350 Kräfte von Feuerwehren, aber auch Bergrettung und Rotem Kreuz standen im Einsatz, sagte Peter Mall vom örtlichen Krisenstab zur APA. Vor allem gehe es darum, Keller und Garagen auszupumpen sowie die Geschiebebecken vom Geröll zu befreien.

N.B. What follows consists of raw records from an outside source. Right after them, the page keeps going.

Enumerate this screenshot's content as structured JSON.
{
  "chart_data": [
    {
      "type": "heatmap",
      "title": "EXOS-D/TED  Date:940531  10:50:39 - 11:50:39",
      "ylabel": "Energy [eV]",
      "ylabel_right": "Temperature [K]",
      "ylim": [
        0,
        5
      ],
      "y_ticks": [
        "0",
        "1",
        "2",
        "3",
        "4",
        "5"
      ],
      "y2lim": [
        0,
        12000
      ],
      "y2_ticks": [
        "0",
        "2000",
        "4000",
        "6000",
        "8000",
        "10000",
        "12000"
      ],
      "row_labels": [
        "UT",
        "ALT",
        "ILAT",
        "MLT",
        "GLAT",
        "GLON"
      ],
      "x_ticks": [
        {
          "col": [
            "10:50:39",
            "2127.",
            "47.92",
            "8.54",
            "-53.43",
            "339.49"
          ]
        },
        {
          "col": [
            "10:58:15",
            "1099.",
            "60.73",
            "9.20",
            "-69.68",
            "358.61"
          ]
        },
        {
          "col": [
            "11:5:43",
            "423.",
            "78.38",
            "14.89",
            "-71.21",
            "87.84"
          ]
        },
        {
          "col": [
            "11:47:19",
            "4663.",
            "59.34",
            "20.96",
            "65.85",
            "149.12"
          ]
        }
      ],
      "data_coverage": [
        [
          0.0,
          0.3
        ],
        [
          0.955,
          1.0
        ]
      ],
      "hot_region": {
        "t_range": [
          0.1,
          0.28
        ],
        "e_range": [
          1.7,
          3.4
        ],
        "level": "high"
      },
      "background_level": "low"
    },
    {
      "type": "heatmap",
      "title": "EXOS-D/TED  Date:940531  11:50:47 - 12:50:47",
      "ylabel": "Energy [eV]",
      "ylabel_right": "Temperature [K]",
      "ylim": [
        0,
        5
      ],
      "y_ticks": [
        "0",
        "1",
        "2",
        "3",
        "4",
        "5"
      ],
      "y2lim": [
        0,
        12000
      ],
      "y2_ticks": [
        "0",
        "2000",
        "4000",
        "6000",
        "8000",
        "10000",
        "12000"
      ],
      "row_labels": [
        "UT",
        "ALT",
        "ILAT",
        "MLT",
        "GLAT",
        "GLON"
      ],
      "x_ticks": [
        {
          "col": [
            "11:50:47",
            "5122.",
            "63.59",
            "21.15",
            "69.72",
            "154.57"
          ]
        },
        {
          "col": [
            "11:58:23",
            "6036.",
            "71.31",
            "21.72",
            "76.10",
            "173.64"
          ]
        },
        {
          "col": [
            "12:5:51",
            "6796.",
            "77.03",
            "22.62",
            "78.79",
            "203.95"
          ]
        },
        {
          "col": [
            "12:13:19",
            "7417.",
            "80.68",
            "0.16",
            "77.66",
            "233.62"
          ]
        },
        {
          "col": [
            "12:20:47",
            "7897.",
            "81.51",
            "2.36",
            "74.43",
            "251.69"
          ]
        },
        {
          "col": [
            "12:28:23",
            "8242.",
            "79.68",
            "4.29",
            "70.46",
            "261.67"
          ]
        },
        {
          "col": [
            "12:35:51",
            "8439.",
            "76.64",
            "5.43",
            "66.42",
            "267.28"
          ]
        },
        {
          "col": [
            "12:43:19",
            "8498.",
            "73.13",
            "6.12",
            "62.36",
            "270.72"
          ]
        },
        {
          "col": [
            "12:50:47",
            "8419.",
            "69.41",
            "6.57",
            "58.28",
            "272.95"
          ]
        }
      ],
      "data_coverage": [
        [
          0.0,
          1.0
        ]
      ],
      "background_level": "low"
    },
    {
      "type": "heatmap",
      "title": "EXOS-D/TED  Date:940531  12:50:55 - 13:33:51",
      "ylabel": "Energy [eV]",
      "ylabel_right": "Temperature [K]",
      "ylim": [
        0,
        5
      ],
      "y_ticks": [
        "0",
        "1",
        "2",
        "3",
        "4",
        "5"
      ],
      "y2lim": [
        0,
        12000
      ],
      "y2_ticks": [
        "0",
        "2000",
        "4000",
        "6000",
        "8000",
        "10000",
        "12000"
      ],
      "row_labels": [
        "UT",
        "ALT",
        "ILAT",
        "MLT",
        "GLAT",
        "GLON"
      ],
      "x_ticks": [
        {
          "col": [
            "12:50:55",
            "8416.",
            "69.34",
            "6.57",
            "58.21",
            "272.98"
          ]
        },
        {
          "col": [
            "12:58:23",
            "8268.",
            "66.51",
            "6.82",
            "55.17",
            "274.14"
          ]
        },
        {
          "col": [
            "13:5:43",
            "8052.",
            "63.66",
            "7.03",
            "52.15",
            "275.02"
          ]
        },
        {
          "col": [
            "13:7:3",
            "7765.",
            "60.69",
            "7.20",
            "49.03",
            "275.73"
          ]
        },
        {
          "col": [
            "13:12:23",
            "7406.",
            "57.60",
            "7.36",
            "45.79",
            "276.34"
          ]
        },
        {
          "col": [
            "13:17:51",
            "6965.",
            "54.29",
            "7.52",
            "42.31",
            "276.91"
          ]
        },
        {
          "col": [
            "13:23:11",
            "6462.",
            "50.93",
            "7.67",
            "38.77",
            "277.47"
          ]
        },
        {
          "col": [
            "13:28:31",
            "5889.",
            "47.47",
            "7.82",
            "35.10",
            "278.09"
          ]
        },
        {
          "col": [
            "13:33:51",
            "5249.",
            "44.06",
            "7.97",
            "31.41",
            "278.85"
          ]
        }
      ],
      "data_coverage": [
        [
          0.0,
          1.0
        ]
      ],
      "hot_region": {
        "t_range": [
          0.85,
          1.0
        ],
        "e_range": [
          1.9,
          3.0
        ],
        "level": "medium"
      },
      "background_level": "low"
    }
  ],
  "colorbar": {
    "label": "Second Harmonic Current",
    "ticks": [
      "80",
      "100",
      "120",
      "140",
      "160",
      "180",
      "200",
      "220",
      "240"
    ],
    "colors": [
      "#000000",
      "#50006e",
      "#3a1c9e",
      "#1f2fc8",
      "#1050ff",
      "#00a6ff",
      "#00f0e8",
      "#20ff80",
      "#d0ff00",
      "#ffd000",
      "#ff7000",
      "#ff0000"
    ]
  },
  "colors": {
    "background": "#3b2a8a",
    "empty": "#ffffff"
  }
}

Letzteres sei vor allem deshalb wichtig, weil schließlich für dieses Wochenende weitere Regenfälle prognostiziert werden. Die Aufräumarbeiten müssten daher rasch erfolgen, sie dürften aber zumindest den Samstag über in Anspruch nehmen. Man habe es mit "26 Einsatzstellen" zu tun, erklärte Mall. Diese seien bis in die Nacht gesichtet worden und würden nun beständig abgearbeitet. "Zum Einsatz kommt dabei auch schweres Gerät - etwa Bagger und Lkw - mit denen die Erdmassen der Muren abtransportiert werden", schilderte der Bürgermeister von St. Anton, Helmut Mall. Dafür wird viel aufgeboten: Die Einsatzkräfte wurden am Samstag von einem Katastrophenhilfszug unterstützt, der aus 24 Feuerwehren aus dem Bezirk Landeck und fünf Großpumpen aus Lans, Imst, Innsbruck-Arzl und zwei von der Landes-Feuerwehrschule bestand, informierte das Land in einer Aussendung.
© APA/BFV LANDECK
Starke Schäden
Betroffen von den Überflutungen und teils meterhohen Vermurungen mit massenweise Geröll und Gestein, die auch Gebäude beschädigten, war laut Land Tirol das westliche Ortsgebiet von St. Anton am Arlberg mit einigen Ortsteilen sowie dem Bereich um zwei Kreisverkehre. Eine große Mure war unter anderem am sogenannten Jungbrunntobel abgegangen, zwei Bäche traten daraufhin über die Ufer, es kam zu Verklausungen. Wasser drang in Keller von Häusern ein, einige Straßen wurden geflutet und zu reißenden Bächen. Das unmittelbare Ortszentrum der bekannten Tourismusgemeinde wurde zwar auch etwas in Mitleidenschaft gezogen, dort hielt sich aber das Ausmaß an Überschwemmungen und damit auch an Schäden in Grenzen, hieß es.
© APA/BFV LANDECK
Dramatische Augenblicke spielten sich, wie auch Videoaufnahmen zeigten, am Ufer der Rossana ab. Die Wassermassen rissen mindestens drei Autos in den Fluss. Es befanden sich aber keine Personen in den Pkw, generell lagen keine Informationen über Verletzte vor, so Mall vom Krisenstab. Auch auf einem gefluteten Parkplatz steckten mehrere Pkw und ein Bus in Geröll und Schlamm fest.
Hubschrauberflug
Am Vormittag fand indes ein Hubschrauberflug mit Landesgeologie und Wildbachverbauung statt, um mögliche Gefahrenstellen bzw. Gefahrenpotenziale auszuforschen. Zudem machten sich Tirols Landeshauptmann Anton Mattle, selbst im Bezirk Landeck beheimatet, sowie Sicherheitslandesrätin Astrid Mair (Beide ÖVP) ein Bild der Lage. "Zunächst sind wir alle sehr erleichtert, dass kein Mensch bei den gestrigen Unwettern zu Schaden gekommen sind - das ist das Wichtigste", betonte Mattle. Dennoch habe man es mit einem "enormen Sachschaden" zu tun. "Wir beobachten die Wettersituation auch in den nächsten Stunden und Tagen ganz genau", sagte der Landeshauptmann. Zudem wies er darauf hin, dass man für "all jene, die Hab und Gut verloren haben oder Schäden an ihren Gebäuden verzeichnen müssen", Unterstützung anbiete: "Mit dem Katastrophenfonds können wir bei solchen Schäden nach Elementarereignissen zielgerichtete finanzielle Hilfe leisten."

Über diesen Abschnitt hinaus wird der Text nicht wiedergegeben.